My interest in timber rattlesnakes flickered for
decades but recently, it’s re ignited. For the past eighteen months,
I’ve been on the trail of rattlesnakes again, and last spring, I was
invited to join the Bashers, a quirky subculture of timber rattlesnake
biologists.

The Bashers have convened in New York State every
fall for the past five years, with an agenda full of informal lectures
and field trips. Two years ago, they counted rattlesnakes here in West
Haven. Their first gathering, called The Big Book Bash , was in
celebration of Jon Furman’s Timber Rattlesnakes in Vermont and New York .
They had so much fun they decided do it annually.

Bill Brown is
their driving force. He’s a retired Skidmore College biologist, who’s
researched rattlesnakes in the Adirondack foothills for more than thirty
years . An iconic scientist, Brown has achieved near rock-star status
in the world of herpetology. Much of what’s known about the timber
rattlesnake begins with his work. In fact, I haven’t read a journal
article on timber rattlesnakes that didn’t cite Brown at least five or
six times.

Bashers come from Vermont, Massachusetts,
Connecticut, New York, Kansas, Minnesota, West Virginia, and Ontario –
more or less outlining the historic northern range of the timber
rattlesnake. Some of them have collaborated with Brown for nearly forty
years, and to them, he’s a beer-drinking bud, the focus of good-natured
ribbing. At the gathering I attended, almost anything he said evoked a
wisecrack.

And he runs an entertaining ship. After pizza Friday
night, a jar of homemade grape jelly was given to the person who had
seen the first amphibian of the day: it was a leopard frog. Then, other
jars were awarded for the first snake sighting – it was a garter snake –
and for the first rattlesnake.

Saturday morning, breakfast
conversation touched on arcane points of milk snake taxonomy; the best
dates to implant a radio transmitter in a timber rattlesnake; and how an
esteemed, elderly Kansas herpetologist used a hamburger spatula to
catch copperheads.

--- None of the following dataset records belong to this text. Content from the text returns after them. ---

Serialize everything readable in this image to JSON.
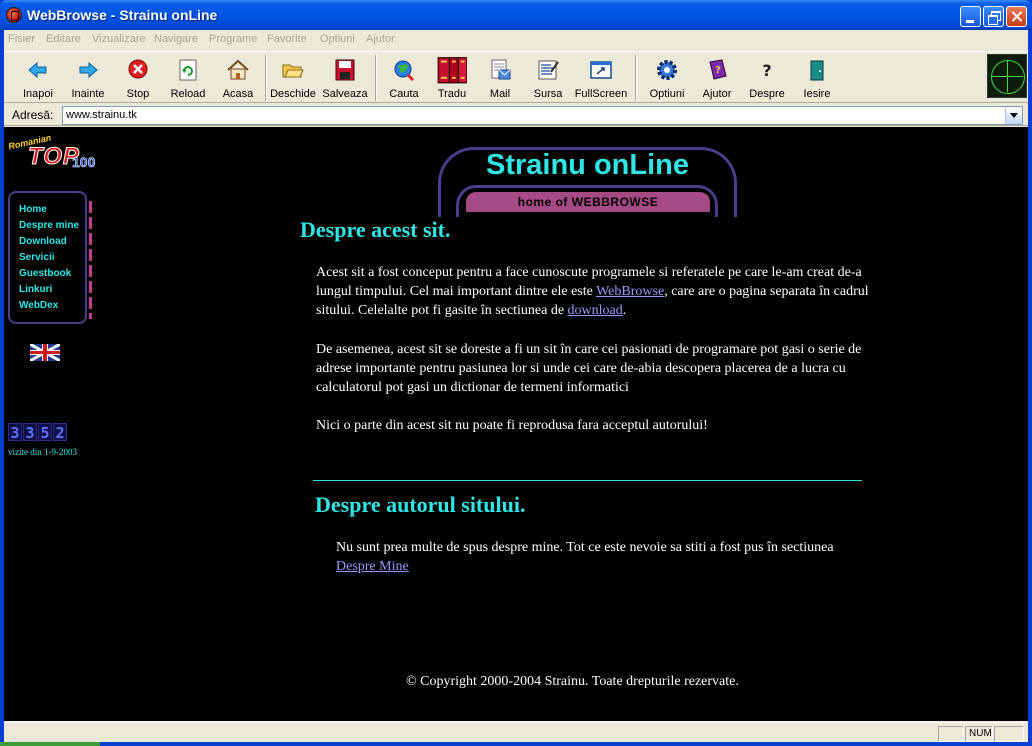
{
  "window": {
    "title": "WebBrowse - Strainu onLine"
  },
  "menubar": {
    "items": [
      "Fisier",
      "Editare",
      "Vizualizare",
      "Navigare",
      "Programe",
      "Favorite",
      "Optiuni",
      "Ajutor"
    ]
  },
  "toolbar": {
    "buttons": [
      {
        "label": "Inapoi",
        "icon": "back-arrow-icon"
      },
      {
        "label": "Inainte",
        "icon": "forward-arrow-icon"
      },
      {
        "label": "Stop",
        "icon": "stop-icon"
      },
      {
        "label": "Reload",
        "icon": "reload-icon"
      },
      {
        "label": "Acasa",
        "icon": "home-icon"
      },
      {
        "label": "Deschide",
        "icon": "open-folder-icon"
      },
      {
        "label": "Salveaza",
        "icon": "save-disk-icon"
      },
      {
        "label": "Cauta",
        "icon": "search-globe-icon"
      },
      {
        "label": "Tradu",
        "icon": "books-icon"
      },
      {
        "label": "Mail",
        "icon": "mail-icon"
      },
      {
        "label": "Sursa",
        "icon": "source-icon"
      },
      {
        "label": "FullScreen",
        "icon": "fullscreen-icon"
      },
      {
        "label": "Optiuni",
        "icon": "options-gear-icon"
      },
      {
        "label": "Ajutor",
        "icon": "help-book-icon"
      },
      {
        "label": "Despre",
        "icon": "question-icon"
      },
      {
        "label": "Iesire",
        "icon": "exit-door-icon"
      }
    ]
  },
  "address": {
    "label": "Adresă:",
    "value": "www.strainu.tk"
  },
  "page": {
    "top100": {
      "ribbon": "Romanian",
      "main": "TOP",
      "number": "100"
    },
    "nav": [
      "Home",
      "Despre mine",
      "Download",
      "Servicii",
      "Guestbook",
      "Linkuri",
      "WebDex"
    ],
    "counter": {
      "digits": [
        "3",
        "3",
        "5",
        "2"
      ],
      "caption": "vizite din 1-9-2003"
    },
    "logo": {
      "title": "Strainu onLine",
      "subtitle": "home of WEBBROWSE"
    },
    "section1": {
      "heading": "Despre acest sit.",
      "p1_a": "Acest sit a fost conceput pentru a face cunoscute programele si referatele pe care le-am creat de-a lungul timpului. Cel mai important dintre ele este ",
      "p1_link1": "WebBrowse",
      "p1_b": ", care are o pagina separata în cadrul sitului. Celelalte pot fi gasite în sectiunea de ",
      "p1_link2": "download",
      "p1_c": ".",
      "p2": "De asemenea, acest sit se doreste a fi un sit în care cei pasionati de programare pot gasi o serie de adrese importante pentru pasiunea lor si unde cei care de-abia descopera placerea de a lucra cu calculatorul pot gasi un dictionar de termeni informatici",
      "p3": "Nici o parte din acest sit nu poate fi reprodusa fara acceptul autorului!"
    },
    "section2": {
      "heading": "Despre autorul sitului.",
      "p_a": "Nu sunt prea multe de spus despre mine. Tot ce este nevoie sa stiti a fost pus în sectiunea ",
      "p_link": "Despre Mine"
    },
    "copyright": "© Copyright 2000-2004 Strainu. Toate drepturile rezervate."
  },
  "statusbar": {
    "text": "",
    "panels": [
      "",
      "NUM",
      ""
    ]
  }
}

His wife forbade him from studying the larger timber
rattlesnake because his spatula handle was too short.

And
although six of the sixteen Bashers have been bitten by a timber
rattlesnake sometime during their careers – a few more than once – I
found it profoundly reassuring to realize that the fate of this rare and
reclusive reptile – rests largely in the Bashers’ capable hands.